National and local governments have also struggled to implement strong climate policies because the majority of their citizens and businesses remain unwilling to change their behaviour. This is even the case when co-benefits are clearly evident, including improved health, reduced traffic congestion and lower costs.
A possible future for the IPCC
Having assessed thousands of published research papers over 33 years, what has the IPCC actually achieved since its inception in 1988? And what should be its future role given that many of its strong messages have largely gone unheeded?
Arguably, present and future climate impacts would have been even worse without the IPCC’s work. With each report, the urgency to act on both mitigation and adaptation increased. Few climate deniers now remain. More people want their governments to act.
Although total global emissions continue to rise, energy-related carbon dioxide emissions may be reaching a plateau. According to the International Energy Agency, these emissions rose by under 1 per cent in 2022 – less than initially feared after the COVID dip – largely because of the growth of solar, wind, electric vehicles, heat pumps and improved energy efficiency measures.
So there is hope. But after 25 years of personal involvement with six IPCC reports, my view is that it’s time to review the role of the IPCC and its three main working groups before the next assessment cycle begins.
Since climate science continues to evolve, the IPCC’s Working Group One on the science of the climate system should continue to assess and present the latest knowledge every five to six years.
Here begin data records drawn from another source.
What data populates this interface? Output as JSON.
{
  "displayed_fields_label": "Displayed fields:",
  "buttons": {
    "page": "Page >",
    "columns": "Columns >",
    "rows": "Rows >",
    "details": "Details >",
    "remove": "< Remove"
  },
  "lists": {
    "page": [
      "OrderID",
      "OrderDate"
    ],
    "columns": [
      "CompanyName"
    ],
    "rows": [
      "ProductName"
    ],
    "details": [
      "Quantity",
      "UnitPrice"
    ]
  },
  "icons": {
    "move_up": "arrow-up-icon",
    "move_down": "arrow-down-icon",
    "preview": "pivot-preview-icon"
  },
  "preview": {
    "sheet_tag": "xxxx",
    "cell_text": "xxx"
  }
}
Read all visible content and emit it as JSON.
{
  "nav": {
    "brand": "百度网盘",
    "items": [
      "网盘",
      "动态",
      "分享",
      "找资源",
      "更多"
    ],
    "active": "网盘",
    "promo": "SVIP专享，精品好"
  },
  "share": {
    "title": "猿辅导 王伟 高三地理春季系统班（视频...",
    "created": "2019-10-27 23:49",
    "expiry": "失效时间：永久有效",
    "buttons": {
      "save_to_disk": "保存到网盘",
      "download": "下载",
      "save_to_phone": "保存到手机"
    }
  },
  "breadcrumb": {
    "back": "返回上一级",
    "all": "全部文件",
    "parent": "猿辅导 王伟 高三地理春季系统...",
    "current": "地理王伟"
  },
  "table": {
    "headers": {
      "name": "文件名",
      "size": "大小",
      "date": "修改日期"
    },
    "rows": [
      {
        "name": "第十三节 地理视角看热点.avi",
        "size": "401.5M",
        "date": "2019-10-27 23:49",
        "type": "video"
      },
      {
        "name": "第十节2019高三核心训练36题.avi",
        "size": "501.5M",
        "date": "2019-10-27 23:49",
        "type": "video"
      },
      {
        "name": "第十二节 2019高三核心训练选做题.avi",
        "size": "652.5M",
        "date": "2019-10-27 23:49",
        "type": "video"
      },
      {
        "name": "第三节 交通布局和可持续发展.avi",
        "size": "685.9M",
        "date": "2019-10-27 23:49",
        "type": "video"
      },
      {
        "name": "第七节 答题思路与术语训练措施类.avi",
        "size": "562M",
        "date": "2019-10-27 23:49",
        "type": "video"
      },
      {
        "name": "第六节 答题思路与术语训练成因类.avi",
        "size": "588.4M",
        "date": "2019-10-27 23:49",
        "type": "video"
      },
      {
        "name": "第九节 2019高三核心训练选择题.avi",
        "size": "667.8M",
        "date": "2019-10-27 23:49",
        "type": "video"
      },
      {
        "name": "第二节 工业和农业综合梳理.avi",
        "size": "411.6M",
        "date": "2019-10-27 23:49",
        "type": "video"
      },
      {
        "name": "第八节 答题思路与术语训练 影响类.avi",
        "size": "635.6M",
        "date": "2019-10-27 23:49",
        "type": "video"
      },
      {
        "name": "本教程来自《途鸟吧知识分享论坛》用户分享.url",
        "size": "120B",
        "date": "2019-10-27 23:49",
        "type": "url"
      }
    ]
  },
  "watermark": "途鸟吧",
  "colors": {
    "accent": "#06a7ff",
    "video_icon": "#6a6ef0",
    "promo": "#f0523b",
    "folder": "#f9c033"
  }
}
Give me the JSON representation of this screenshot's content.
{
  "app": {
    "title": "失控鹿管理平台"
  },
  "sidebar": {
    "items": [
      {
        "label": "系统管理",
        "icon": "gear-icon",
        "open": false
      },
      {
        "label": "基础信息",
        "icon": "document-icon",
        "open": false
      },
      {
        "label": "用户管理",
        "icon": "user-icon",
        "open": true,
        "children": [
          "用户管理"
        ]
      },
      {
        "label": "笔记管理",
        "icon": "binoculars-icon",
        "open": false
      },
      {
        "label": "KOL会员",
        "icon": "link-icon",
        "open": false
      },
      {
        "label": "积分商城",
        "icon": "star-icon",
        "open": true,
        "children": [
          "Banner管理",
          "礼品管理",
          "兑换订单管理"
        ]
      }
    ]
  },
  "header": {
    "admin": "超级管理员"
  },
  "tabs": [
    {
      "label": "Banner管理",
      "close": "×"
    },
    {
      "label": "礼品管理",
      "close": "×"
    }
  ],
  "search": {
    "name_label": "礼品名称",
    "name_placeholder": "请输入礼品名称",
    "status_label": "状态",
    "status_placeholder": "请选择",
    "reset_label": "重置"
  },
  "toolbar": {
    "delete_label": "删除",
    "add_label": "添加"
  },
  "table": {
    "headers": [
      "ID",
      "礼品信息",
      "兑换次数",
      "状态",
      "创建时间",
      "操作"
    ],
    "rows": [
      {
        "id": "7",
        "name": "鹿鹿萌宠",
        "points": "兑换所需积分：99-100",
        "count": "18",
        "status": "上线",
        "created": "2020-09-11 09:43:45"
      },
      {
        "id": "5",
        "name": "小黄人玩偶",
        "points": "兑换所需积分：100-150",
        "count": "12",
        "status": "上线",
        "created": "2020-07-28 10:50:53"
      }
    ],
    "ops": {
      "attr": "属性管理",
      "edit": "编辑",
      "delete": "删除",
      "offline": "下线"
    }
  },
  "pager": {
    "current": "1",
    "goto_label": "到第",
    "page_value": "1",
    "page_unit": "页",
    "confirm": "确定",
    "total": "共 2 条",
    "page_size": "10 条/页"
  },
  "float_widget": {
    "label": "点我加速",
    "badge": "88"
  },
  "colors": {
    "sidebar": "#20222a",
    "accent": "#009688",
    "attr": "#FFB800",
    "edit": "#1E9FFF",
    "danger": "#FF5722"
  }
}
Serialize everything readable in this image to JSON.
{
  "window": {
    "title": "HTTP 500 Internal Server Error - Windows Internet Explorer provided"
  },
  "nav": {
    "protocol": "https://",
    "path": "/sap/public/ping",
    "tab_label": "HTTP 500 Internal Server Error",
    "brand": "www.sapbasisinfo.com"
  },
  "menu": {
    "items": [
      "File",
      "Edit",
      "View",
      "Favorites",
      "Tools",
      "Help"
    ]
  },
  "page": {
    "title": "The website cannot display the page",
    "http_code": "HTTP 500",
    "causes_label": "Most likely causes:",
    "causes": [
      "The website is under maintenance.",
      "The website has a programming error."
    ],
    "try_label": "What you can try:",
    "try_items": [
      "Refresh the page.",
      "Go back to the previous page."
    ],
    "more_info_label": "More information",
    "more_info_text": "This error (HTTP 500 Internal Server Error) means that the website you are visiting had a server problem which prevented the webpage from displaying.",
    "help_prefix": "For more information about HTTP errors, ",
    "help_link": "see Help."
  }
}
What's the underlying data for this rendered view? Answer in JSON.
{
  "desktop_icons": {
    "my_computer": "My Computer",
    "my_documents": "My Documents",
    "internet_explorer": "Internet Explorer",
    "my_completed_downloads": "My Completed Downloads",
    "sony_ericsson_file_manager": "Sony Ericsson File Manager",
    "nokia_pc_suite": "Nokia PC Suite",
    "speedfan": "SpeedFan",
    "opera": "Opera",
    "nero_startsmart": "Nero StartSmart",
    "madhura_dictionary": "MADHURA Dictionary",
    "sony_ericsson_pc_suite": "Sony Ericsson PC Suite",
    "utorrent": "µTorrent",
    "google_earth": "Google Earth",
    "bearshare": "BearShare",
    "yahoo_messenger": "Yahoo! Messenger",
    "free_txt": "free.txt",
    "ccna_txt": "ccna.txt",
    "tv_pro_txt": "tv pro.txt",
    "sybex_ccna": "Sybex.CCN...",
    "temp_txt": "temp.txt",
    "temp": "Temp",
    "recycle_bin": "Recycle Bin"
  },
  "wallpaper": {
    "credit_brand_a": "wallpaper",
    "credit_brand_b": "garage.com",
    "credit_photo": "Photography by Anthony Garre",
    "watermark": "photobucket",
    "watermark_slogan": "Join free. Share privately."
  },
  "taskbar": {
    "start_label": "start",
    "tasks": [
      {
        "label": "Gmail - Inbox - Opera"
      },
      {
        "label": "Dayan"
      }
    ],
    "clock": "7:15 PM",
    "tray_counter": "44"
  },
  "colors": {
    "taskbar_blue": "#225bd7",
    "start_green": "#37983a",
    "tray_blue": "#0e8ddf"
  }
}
The need for adaptation and resilience is finally receiving greater attention, mainly as a result of more extreme climate impacts and growing insurance claims. Therefore, Working Group Two should continue but report every two years so that both scientific analyses and local real-world experiences can be shared quickly between local and national governments.
Measures to cut emissions have evolved as newer technologies have been developed and refined. The present understanding of the policies and solutions to reducing emissions across all sectors is similar to 1990 knowledge – we just need to get on with implementing solutions by removing remaining barriers through regulation and advice.
Research to reduce and capture carbon dioxide emissions will continue, but given the urgency, it is too risky to hope that new low-carbon technologies and systems will one day prove to be commercially successful. Overall, the IPCC’s Working Group Three on mitigation has done its job and should be replaced by a new working group on changing human behaviour.
Behavioural science has been included in various chapters within more recent IPCC reports. Without significant social change in the near term, the emissions curve will not bend downwards. Renewed emphasis on how to best achieve societal change across cultures as a matter of urgency is crucial.
Ralph Sims is Emeritus Professor on Energy and Climate Mitigation at Massey University, New Zealand.